Montoya says 2005 Indy farce would not have happened on new layout

Juan Pablo Montoya believes that the farcical 2005 US Grand Prix would have been avoided if Formula 1 had raced on the Indianapolis road course used by IndyCar this weekend

Montoya says 2005 Indy farce would not have happened on new layout

F1's visit to the track descended into chaos in 2005 when Michelin discovered that its tyres could not safely tolerate the loads generated on the banked section of the track.

All 14 Michelin-shod drivers, including Montoya, were forced to withdraw at the end of the parade lap, leaving the race to be fought out between the six Bridgestone-equipped Ferrari, Jordan and Minardi entries.

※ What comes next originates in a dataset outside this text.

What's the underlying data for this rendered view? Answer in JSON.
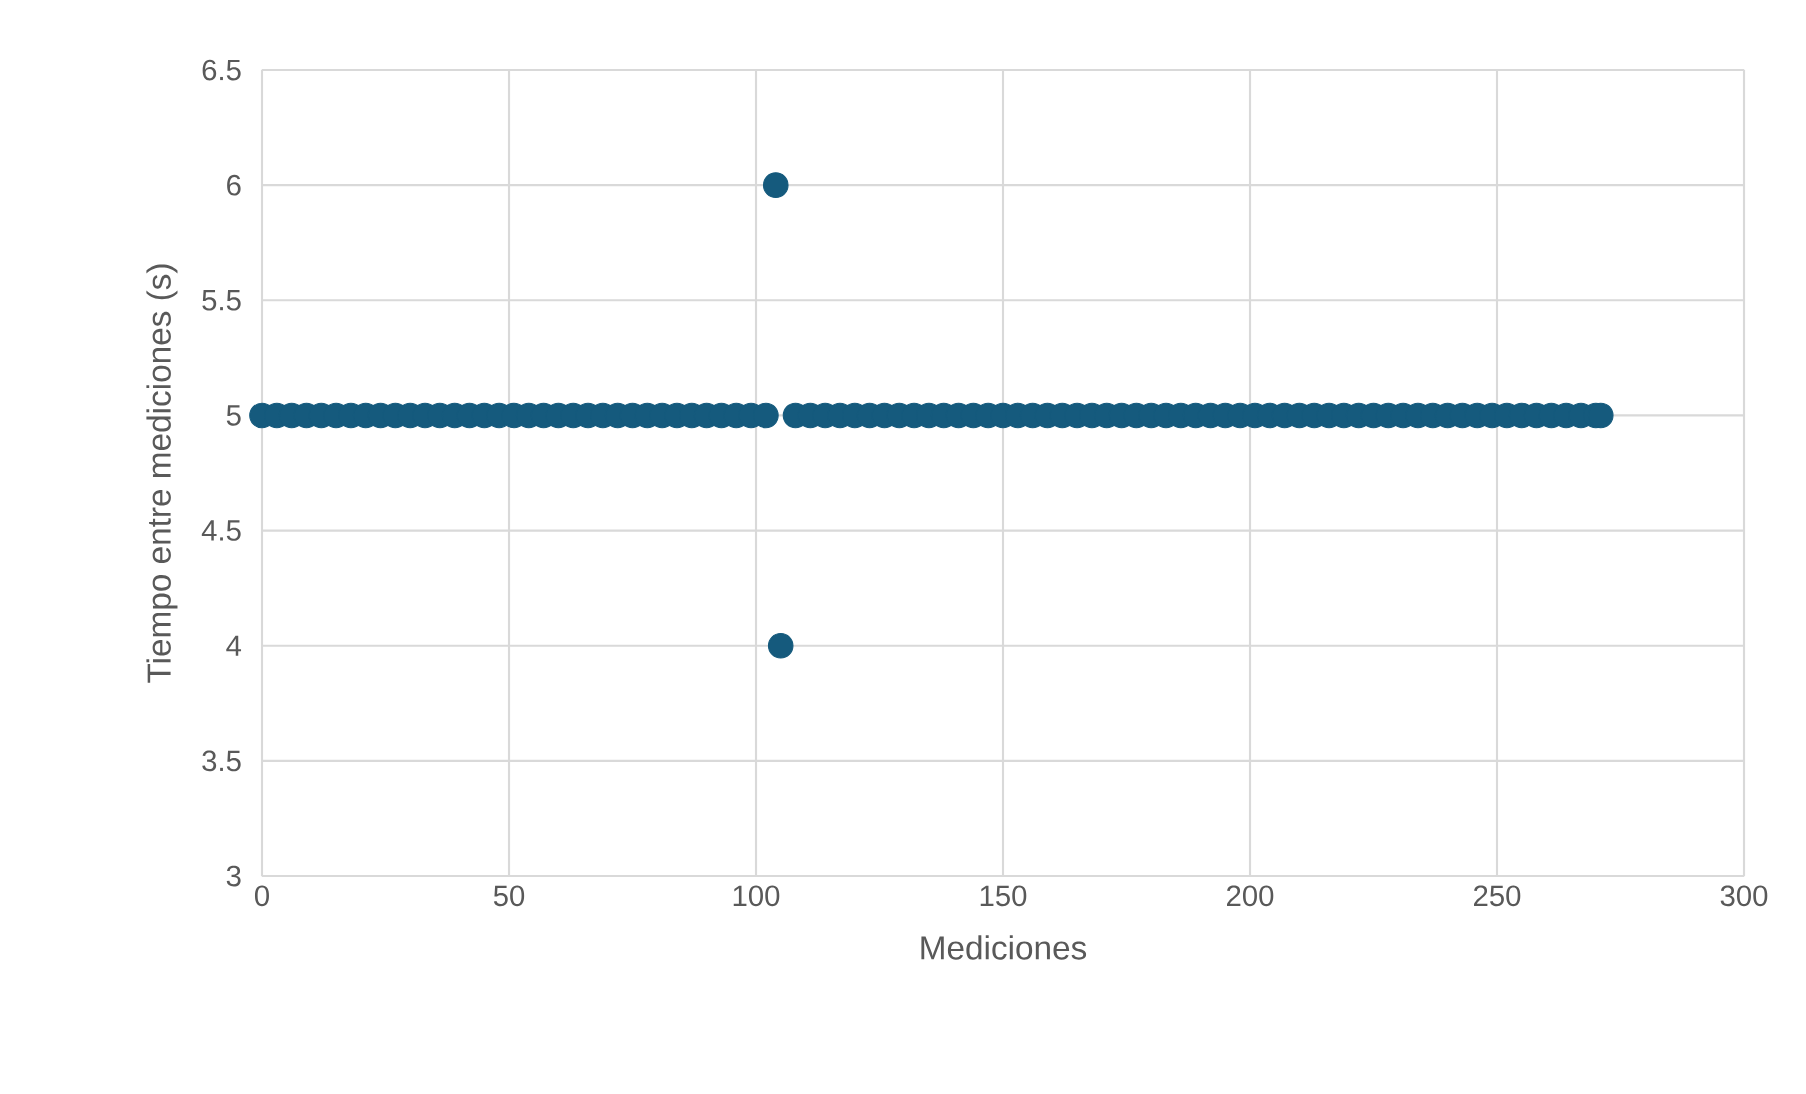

The revised track layout mirrors the section of banking that serves as Turn 2 on the oval without actually using it, and Montoya is confident that the same configuration would have delivered a good grand prix in 2005.

"Absolutely," the Penske driver told AUTOSPORT. "I think F1 would have been really good here.

"They've done a really good job [with the track]. "The straights are really long, and they've gotten rid of the banking.

"You can still draft and pass people, so it's a nice compromise. All those little hairpins are gone.

"The first and second corners are very similar to how they were in F1, then the back straight is longer.

"The left-hander at the end of the straight is just as slow as it was in F1, but then it's followed by a couple of esses that are kind of weird; they've got a lot of rhythm to them."

Montoya said that he is still surprised that efforts by the Michelin teams to find a compromise with the FIA that would have allowed the full F1 grid to race in Indianapolis nine years ago were rejected.

"It was crazy," he said. "Back then, we told the FIA to put a chicane in and we'd race, even if we didn't score points.

"We just wanted to put on a show for the fans. But they just said, 'you brought the wrong tyres, your fault'.

"They have a bit of a different approach [in F1] to here."

The F1 configuration of the Indianapolis road course remained in use until 2008, after which the US Grand Prix took a three-year sabbatical before rejoining the world championship at Circuit of the Americas in Austin in 2012.